4.2.2. Sociodemographic Characteristics
Demographic variables included age group (13 categories, collapsed for analysis into 18–24, 25–34, 35–44, 45–54, 55–64, 65–74, 75–79, ≥80), birth sex (female male), race/ethnicity (non-Hispanic White, non-Hispanic Black, American Indian/Alaska Native, Asian/Other, Hispanic), education (<high school, high school graduate, some college, college graduate), income (seven categories, highest income, marital status (married, divorced/separated, widowed, never married, member of unmarried couple, other), and urban/rural residence.
4.2.3. Psychosocial Factors
Psychosocial measures included life satisfaction (satisfied/very satisfied vs. dissatisfied/very dissatisfied), emotional support (always, usually, sometimes, rarely, never), and social isolation (five levels, with most isolated as reference).
4.2.4. Economic and Behavioral Factors
Food insecurity, loss of employment, and lack of transportation were coded as binary variables (yes vs. no). Health behaviors included current smoking status (never, current, former, some days) and binge drinking (yes vs. no).
4.3. Statistical Analysis
All analyses incorporated survey weights (_LLCPWT), strata (_STSTR), and primary sampling units (_PSU) to account for the complex BRFSS design. Descriptive analyses were conducted to estimate weighted prevalences of short sleep by sociodemographic and psychosocial characteristics.
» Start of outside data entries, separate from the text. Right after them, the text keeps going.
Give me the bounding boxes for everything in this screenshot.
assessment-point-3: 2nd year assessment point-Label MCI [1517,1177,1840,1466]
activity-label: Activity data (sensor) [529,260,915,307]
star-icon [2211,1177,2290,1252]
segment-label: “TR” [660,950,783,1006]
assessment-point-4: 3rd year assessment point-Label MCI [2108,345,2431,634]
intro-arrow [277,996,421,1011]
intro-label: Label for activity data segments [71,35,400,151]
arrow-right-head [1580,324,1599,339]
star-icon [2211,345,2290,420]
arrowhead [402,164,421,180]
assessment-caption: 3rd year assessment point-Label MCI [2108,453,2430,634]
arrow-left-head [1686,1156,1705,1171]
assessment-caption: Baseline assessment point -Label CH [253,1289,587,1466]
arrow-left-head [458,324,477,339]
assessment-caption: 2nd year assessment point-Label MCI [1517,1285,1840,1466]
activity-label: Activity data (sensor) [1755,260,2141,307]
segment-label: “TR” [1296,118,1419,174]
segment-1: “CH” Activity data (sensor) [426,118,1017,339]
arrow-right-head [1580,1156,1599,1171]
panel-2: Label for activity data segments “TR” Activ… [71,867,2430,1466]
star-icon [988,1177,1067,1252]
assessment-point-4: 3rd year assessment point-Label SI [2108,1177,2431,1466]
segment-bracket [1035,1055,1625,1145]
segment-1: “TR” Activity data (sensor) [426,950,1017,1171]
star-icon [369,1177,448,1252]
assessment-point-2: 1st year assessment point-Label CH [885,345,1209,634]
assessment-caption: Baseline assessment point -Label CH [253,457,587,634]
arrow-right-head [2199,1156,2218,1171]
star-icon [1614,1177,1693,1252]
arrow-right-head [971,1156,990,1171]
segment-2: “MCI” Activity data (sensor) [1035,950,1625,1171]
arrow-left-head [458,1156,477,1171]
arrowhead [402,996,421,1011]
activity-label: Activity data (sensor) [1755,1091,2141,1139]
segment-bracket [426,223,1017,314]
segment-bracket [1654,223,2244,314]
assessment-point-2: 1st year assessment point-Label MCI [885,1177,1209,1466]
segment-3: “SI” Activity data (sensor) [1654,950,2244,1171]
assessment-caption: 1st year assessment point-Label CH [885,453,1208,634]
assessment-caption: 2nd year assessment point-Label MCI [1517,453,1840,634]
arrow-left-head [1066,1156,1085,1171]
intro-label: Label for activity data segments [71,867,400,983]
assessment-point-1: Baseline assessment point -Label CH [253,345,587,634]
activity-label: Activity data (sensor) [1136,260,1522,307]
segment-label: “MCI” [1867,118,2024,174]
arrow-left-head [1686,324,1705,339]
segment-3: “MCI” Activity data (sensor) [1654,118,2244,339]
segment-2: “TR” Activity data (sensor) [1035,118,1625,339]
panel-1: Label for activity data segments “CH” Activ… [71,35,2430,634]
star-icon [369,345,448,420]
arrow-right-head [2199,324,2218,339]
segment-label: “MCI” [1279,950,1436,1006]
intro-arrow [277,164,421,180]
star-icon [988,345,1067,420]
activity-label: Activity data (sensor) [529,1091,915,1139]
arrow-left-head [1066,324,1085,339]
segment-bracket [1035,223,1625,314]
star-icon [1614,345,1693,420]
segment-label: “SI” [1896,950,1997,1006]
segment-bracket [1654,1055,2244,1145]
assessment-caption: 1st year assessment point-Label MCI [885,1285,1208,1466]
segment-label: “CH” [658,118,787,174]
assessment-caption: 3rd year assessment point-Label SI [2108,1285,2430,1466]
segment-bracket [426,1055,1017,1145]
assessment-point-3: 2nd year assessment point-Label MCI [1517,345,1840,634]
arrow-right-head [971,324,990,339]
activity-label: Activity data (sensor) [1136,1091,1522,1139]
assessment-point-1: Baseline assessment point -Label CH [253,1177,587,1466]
Complex Samples Logistic Regression (SPSS v31.0) was used to evaluate associations between predictors and short sleep, accounting for the BRFSS survey design (weights, strata, and primary sampling units). Adjusted odds ratios (AORs) with 95% confidence intervals (CIs) were reported. Statistical significance was set at α = 0.05 (two-tailed).
5. Conclusions
To our knowledge, this is among the first national analyses of the 2022 BRFSS to examine short sleep in relation to both psychosocial supports and health-related social needs (HRSN) within a single model. In particular, the protective associations we identified for the absence of transportation barriers and employment loss represent novel contributions to the sleep disparities literature, as prior national studies have rarely considered these structural factors in relation to sleep health. By integrating psychosocial connectedness and structural disadvantage, this study extends the existing literature on social determinants of sleep and underscores the importance of addressing both individual-level and structural barriers to improve sleep health equity.
Furthermore, our findings reinforce the need for multifaceted public health strategies that address both structural determinants, like educational access and income inequality, and psychosocial supports such as emotional and social connectedness. Clinicians should also consider screening for sleep issues in populations with elevated psychosocial or demographic risk profiles.